Масюся громко воскликнула, что начать нужно с того, перед кем в данный момент стоит кувшин вина, и пойти по часовой стрелке. Кувшинов было два: с красным вином и с белым. Один из них стоял перед Зэ. Присутствующие за столом выразительно посмотрели на Зэ, и он, протянув долгое «Э-э-э-э…», сказал:
– Никогда не задумывался по поводу страхов, но боюсь одной вещи, что моя мечта не исполнится. Наша жизнь проходит от будильника к будильнику, страсти вспыхивают и гаснут, друзья стареют, кредиты гасятся. И вдруг среди тягостного однообразия появляется мечта, большая и светлая. Она одновременно и конкретная, и расплывчатая. Она греет. Отвлекает мысли от болотной тины реальности. Она осуществима для того, кто выберет правильную дорогу. Ищешь дорогу, проходишь первые километры. Нет, не то, возвращаешься. Пробуешь другую, идешь – она заканчивается тупиком. Появляется паника, подпитываемая страхом: хватит ли времени, хватит ли твоей жизни на пробы и ошибки. Но идти надо, верить надо. Идешь опять по дороге, а страх уже несешь с собой. Сидит он на загривке, и как только вера в мечту ослабевает, сразу становится заметнее, тяжелее…
– А что за мечта? – спросила Масюся.
– Этого сказать не могу. Мечта заветная.
– Не густо. Для первого ответа принимается. Ваша очередь, Татьяна, – Родион Маркович, как всегда, был на коне и выполнял функции председателя собрания, хотя его никто об этом не просил.
Татьяна, спрятав хитрый прищур, появившийся в её глазах после признания Зэ, сказала:
– Пауков боюсь, змей всяких, мышей, особенно летучих. В общем, фобия у меня распространенная. Как представлю, что случайно крыса или мышь меня заденет хвостом и проведет по коже, у меня начинается приступ паники. Кричу, будто одержимая, не могу остановиться. До икоты. А если на самом деле подобная тварь не дай бог укусит меня, наверное, сразу умру от разрыва сердца.

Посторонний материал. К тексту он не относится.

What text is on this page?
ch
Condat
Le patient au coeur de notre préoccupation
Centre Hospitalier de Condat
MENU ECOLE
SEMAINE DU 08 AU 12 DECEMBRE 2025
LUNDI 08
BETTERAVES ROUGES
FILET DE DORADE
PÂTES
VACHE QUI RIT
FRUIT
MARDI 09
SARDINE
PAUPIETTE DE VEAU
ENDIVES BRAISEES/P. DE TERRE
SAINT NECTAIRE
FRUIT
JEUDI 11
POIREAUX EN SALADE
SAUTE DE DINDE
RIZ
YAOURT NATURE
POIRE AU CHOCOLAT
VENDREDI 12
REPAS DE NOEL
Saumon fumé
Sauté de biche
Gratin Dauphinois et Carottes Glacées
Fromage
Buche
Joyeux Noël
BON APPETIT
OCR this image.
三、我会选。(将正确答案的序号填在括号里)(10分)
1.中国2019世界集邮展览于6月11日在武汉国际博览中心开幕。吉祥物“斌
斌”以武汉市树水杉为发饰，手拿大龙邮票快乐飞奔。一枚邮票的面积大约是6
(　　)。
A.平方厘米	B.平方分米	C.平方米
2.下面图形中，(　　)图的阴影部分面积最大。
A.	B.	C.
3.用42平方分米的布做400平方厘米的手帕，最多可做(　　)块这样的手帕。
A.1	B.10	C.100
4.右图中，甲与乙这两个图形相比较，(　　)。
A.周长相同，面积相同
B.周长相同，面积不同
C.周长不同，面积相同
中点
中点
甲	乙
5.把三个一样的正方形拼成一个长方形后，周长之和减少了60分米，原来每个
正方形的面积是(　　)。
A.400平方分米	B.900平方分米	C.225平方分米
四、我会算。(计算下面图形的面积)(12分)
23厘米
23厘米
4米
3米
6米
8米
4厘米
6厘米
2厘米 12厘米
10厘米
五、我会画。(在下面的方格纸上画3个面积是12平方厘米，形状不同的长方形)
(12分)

Очередь перешла к Родиону Марковичу. Великий Магистр попытался изобразить нечто значительное. С важным видом и патетическим голосом он произнес:
– Боюсь великого и всё уничтожающего времени. Его одного и больше ничего. Пройдут столетия. Египетские пирамиды будут стоять, а вспомнит ли кто-нибудь про меня? Время сотрет с лица земли людей, которые меня знали. Уничтожит их вместе с памятью обо мне. Плоть превратится в прах, который развеется по ветру, память растает белым облачком на горизонте времени…
Саша не удержался и съёрничал:
– Попробуй остаться в памяти детей, внуков и правнуков, есть шанс пережить пирамиды. Правда, небольшой.
Родион Маркович окинул его испепеляющим взглядом, но ничего не сказал. Александр в свою очередь задумался, потом, видимо, пытаясь быть честным перед гостями, заявил:
– Есть у меня фобия. Такой постоянный страх, который где-то таится в груди и покалывает, как только дашь ему волю – страх бесполезных хлопот. Знаете, как бывает: живешь себе, живёшь, как вдруг появляется цель, причем цель стоящая. Начинаешь суетиться, хлопочешь. Обрастаешь обязательствами, но идешь к этой цели, как на гору, к вершине. Отбрасываешь всё, что тебя назад тянет. Рюкзак на плечах – долой рюкзак. Пальто тяжелое – налегке пойду. Друзей расталкиваешь, которые перед тобой по тропинке идут. Кричишь им: «Лыжню, лыжню!» В фигуральном смысле, конечно. А потом приходит понимание, что ты занимался пустой суетой, и цель сдувается, как гриб-дождевик, который долгое время скрывался от подошв гуляющих по парку прохожих и дожил до коричневого цвета и морщинистой кожицы. На пронизывающем ветру тебе холодно: пальто выкинул; под ложечкой сосёт, рюкзак в пропасть сброшен. Друга рядом нет, никто тебе закурить не даст…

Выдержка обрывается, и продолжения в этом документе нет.